9. EFFECT OF OTHER APPLICABLE LAWS
9.1 If the Data Privacy Complaint concerns the behaviour or conduct of another specifically-identified individual, the Data Privacy Complaint will be handled in accordance with any rights that such individual may have under applicable local law, including (if applicable) the right of that individual to submit a response to the Data Privacy Complaint.
10. TRAINING
10.1 Regional Data Privacy Officers and Data Privacy Liaison Officers will provide training to relevant staff on the procedures set out in this document. 区域数据隐私官和数据隐私联络官可以就识别与处理数据隐私投诉有关的常见问题,对事业部或 GBS 部门进行培训。

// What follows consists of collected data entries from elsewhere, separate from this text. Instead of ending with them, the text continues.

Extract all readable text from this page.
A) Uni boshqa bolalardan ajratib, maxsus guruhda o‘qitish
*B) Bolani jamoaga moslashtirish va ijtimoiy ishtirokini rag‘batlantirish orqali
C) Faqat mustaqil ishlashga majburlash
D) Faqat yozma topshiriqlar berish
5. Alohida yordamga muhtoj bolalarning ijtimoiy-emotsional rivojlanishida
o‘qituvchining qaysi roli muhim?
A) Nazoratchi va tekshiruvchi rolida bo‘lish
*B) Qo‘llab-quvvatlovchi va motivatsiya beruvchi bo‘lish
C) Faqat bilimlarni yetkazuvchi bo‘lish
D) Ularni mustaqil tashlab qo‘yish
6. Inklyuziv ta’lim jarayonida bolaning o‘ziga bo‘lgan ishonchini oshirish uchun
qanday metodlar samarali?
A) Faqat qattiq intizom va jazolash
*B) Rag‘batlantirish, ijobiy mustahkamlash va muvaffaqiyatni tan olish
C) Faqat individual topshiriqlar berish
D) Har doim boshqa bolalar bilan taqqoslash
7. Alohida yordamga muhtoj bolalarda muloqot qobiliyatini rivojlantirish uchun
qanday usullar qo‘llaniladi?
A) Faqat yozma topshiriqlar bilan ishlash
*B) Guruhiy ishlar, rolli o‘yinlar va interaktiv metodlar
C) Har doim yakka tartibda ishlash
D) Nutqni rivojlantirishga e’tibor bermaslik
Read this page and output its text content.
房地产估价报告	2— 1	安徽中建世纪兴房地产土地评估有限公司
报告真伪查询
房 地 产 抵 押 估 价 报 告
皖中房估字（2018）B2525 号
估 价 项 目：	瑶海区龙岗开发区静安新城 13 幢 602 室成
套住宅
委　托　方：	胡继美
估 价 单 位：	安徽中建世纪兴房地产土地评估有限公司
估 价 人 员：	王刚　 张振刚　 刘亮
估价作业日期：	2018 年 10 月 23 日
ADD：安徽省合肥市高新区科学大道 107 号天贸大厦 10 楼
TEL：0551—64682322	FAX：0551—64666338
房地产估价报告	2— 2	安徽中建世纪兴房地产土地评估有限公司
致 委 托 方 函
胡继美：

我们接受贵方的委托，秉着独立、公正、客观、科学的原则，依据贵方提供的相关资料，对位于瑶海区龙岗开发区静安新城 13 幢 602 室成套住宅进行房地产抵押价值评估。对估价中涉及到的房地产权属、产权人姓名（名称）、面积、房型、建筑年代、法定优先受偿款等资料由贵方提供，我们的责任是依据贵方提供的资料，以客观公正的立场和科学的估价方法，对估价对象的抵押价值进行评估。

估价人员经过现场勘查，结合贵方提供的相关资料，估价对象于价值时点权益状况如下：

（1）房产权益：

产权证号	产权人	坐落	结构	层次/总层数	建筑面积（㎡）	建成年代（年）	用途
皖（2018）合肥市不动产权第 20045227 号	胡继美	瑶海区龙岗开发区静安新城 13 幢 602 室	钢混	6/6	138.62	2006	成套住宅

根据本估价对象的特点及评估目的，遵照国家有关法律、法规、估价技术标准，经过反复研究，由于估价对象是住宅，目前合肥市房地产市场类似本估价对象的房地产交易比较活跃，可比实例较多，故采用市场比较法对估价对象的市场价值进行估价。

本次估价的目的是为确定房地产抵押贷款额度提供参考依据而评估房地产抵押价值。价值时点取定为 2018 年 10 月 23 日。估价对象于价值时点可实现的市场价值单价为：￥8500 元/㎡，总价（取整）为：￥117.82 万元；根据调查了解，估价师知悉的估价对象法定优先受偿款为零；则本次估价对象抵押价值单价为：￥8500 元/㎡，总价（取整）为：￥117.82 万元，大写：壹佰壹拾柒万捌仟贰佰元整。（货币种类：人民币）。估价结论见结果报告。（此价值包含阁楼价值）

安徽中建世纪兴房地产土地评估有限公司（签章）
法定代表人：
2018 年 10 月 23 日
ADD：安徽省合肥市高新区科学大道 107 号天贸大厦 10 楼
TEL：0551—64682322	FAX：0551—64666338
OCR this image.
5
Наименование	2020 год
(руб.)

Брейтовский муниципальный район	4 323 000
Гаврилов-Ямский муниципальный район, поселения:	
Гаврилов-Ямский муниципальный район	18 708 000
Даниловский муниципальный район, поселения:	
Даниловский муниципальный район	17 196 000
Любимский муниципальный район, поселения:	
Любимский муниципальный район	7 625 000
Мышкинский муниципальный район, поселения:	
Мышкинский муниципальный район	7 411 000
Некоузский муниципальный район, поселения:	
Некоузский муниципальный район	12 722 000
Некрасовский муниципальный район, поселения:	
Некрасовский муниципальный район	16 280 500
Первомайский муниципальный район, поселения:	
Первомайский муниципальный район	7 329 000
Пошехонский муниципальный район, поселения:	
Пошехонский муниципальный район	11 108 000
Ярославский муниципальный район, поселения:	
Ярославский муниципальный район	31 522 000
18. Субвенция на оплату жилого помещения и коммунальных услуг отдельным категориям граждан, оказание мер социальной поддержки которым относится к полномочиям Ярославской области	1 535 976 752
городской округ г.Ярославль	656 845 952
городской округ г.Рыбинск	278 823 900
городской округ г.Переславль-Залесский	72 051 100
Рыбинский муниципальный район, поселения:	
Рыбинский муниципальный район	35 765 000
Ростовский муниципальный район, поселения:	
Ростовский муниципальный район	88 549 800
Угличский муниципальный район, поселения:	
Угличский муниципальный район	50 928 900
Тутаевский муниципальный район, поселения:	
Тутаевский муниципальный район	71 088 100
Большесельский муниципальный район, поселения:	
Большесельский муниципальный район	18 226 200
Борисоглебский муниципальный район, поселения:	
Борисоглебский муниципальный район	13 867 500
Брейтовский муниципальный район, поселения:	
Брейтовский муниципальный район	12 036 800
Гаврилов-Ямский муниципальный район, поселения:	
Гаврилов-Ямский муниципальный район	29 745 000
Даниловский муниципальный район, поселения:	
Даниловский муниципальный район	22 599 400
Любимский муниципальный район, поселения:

11. ADMINISTRATIVE INFORMATION
(a) Any questions relating to the interpretation and application of this policy should be addressed to the Global Data Privacy Officer at dataprotection@flex.com.
(b) In the event of any inconsistency between the guidance provided in this policy and the Data Privacy Standards or any other standard, policy, or procedure, please consult with the Global Data Privacy Officer.